“Está na natureza dos corpos políticos sempre ver o mal no grupo oposto, exatamente como o indivíduo tem uma tendência incorrigível de se livrar de tudo que ele não sabe e não quer saber sobre si mesmo colocando-os em outra pessoa.

Nada tem um efeito mais divisionista e alienador sobre a sociedade do que essa complacência moral e falta de responsabilidade, e nada promove mais o entendimento e a reaproximação do que o mútuo recolhimento das projeções. Esse corretivo necessário requer auto-crítica, porque uma pessoa não pode simplesmente dizer à outra que os recolha. Ela não reconhece pelo que ele é, da mesma maneira que não reconhecemos em nós. Só podemos reconhecer nossos preconceitos e ilusões quando, de um conhecimento psicológico mais amplo de nós mesmos e dos outros, estivermos preparados para duvidar da correção absoluta de nossas suposições e compará-las cuidadosa e conscientemente com os fatos objetivos.”

CARL JUNG, em “THE UNDISCOVERED SELF”

Esse trecho da obra de Jung me lembra uma frase-mantra do monge zen Thich Nhat Hanh, que diz “Ouça profundamente“. Ouça profundamente tudo. Todos os momentos que você vive. Todas as pessoas. Você mesmo.

Numa crise política, é curioso que quanto mais as projeções pessoais são presentes, menos a essência da manifestação política consegue, de fato, se manifestar. A manifestação só se faz necessária porque há uma vontade de defender e/ou enaltecer alguma questão política e também porque há uma vontade de comunicar isso a outras pessoas. Se todos já concordassem a respeito dessa questão política, não haveria necessidade de manifestação. As pessoas só se manifestam pela democracia quando há necessidade disso ser manifestado, ou por uma ameaça iminente, ou por necessidade de divulgar e conquistar mais pessoas para a democracia. Mas quanto menos eu consigo ver e ouvir o outro, e quanto mais eu projeto minhas intolerâncias e violências nesse outro, menos ele vai me ouvir também. Menos vamos nos comunicar de verdade. E menos a manifestação vai acontecer de fato.

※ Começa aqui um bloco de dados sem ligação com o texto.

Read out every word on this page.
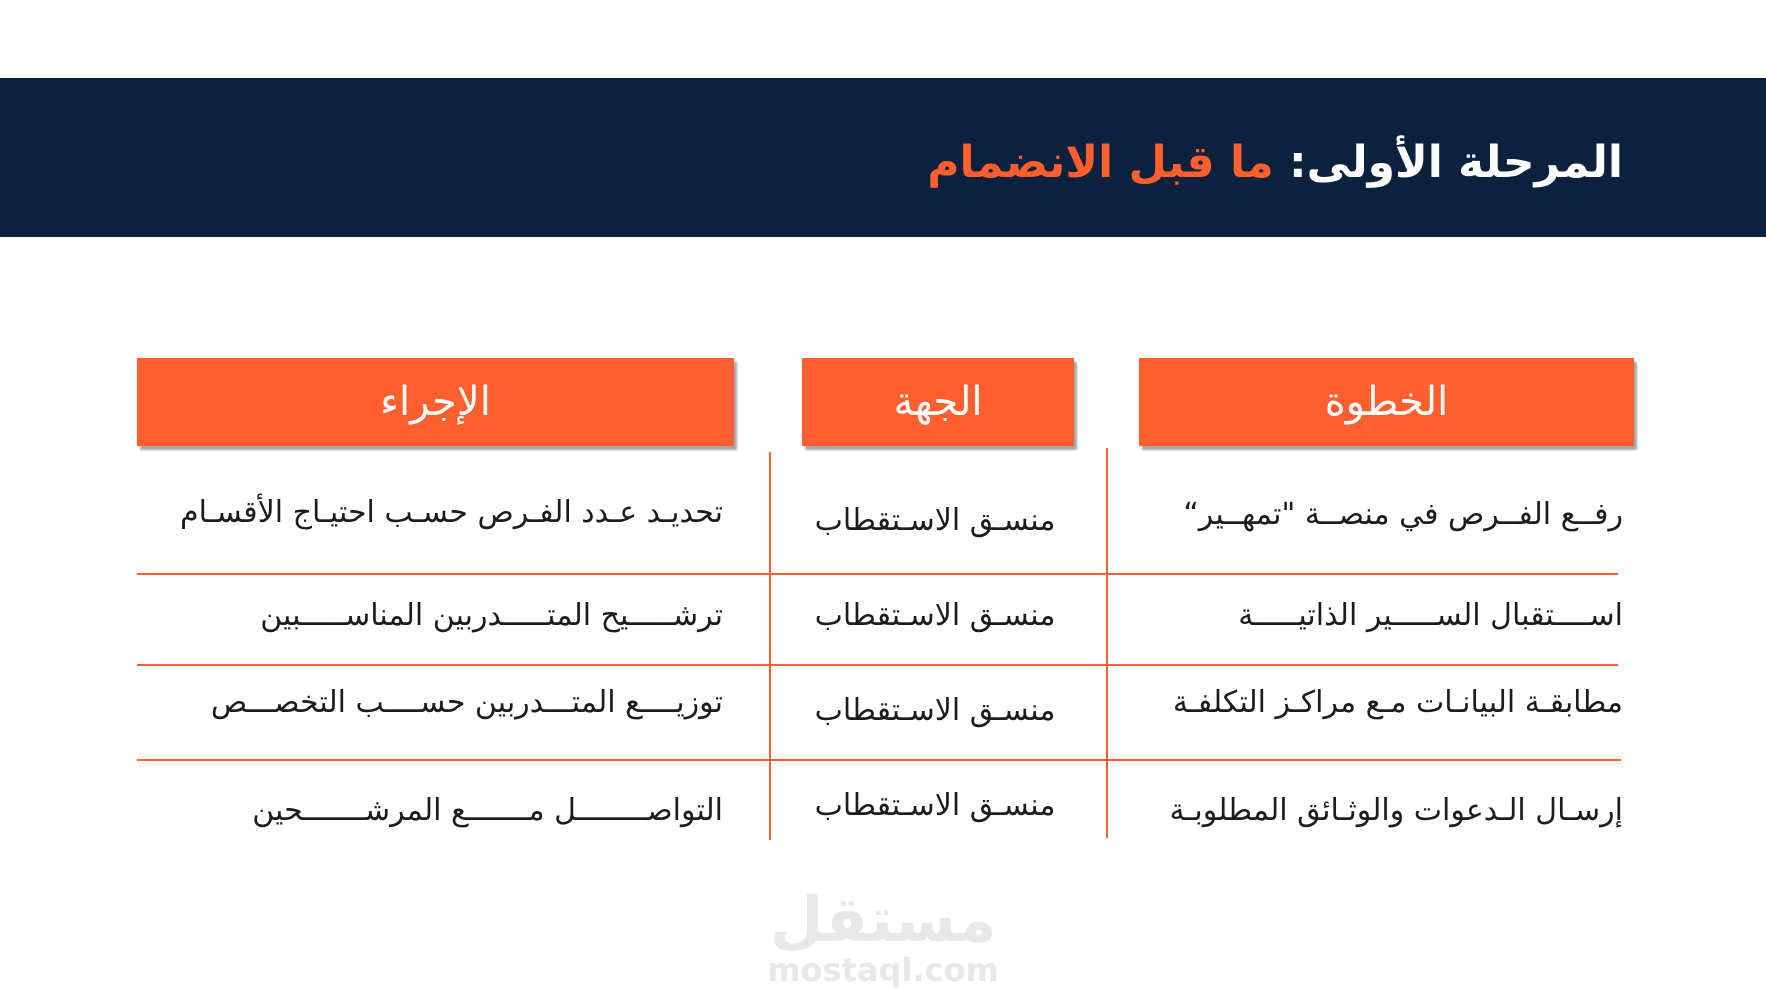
المرحلة الأولى: ما قبل الانضمام
الخطوة
الجهة
الإجراء
رفــع الفــرص في منصــة "تمهــير“
منسـق الاسـتقطاب
تحديـد عـدد الفـرص حسـب احتيـاج الأقسـام
اســــتقبال الســـــير الذاتيـــــة
منسـق الاسـتقطاب
ترشـــــيح المتـــــدربين المناســـــبين
مطابقـة البيانـات مـع مراكـز التكلفـة
منسـق الاسـتقطاب
توزيــــع المتـــدربين حســــب التخصـــص
إرسـال الـدعوات والوثـائق المطلوبـة
منسـق الاسـتقطاب
التواصــــــــل مـــــــع المرشـــــــحين
مستقل
mostaql.com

Jung é uma das grandes referências sobre a projeção, um dos mecanismos de defesa mais primários e mais universais do ser humano. Como ele mesmo diz no trecho acima, um mecanismo aparentemente incorrigível. Parece ser uma tendência obscura da mente projetar no outro o que não aceitamos em nós mesmos. E outra tendência tão ou mais forte do que é essa é admitir que tal projeção existe, e que nossas certezas absolutas sobre nós mesmos e sobre o outro estão seriamente condenadas. Por nosso próprio comportamento cego e apaixonado.

Um momento de crise é um momento de refletir. Todas as manifestações políticas são válidas, desde que haja um respeito mútuo e a observação das liberdades e responsabilidades. Mas a crise deste momento, que poderíamos chamar de crise de corrupção endêmica, é também uma crise de diálogo pessoal, crise de sombra, crise de projeção.

Ainda estamos longe de uma educação que ajude a todos esse auto-aprendizado que Jung exalta. Mas aqueles de nós que já temos essa possibilidade, é obrigação fazermos com resiliência moral e responsabilidade. Isso é o que vai promover entendimento e reaproximação onde for possível. Esse é um trabalho por e para si mesmo, com enormes reflexos no mundo.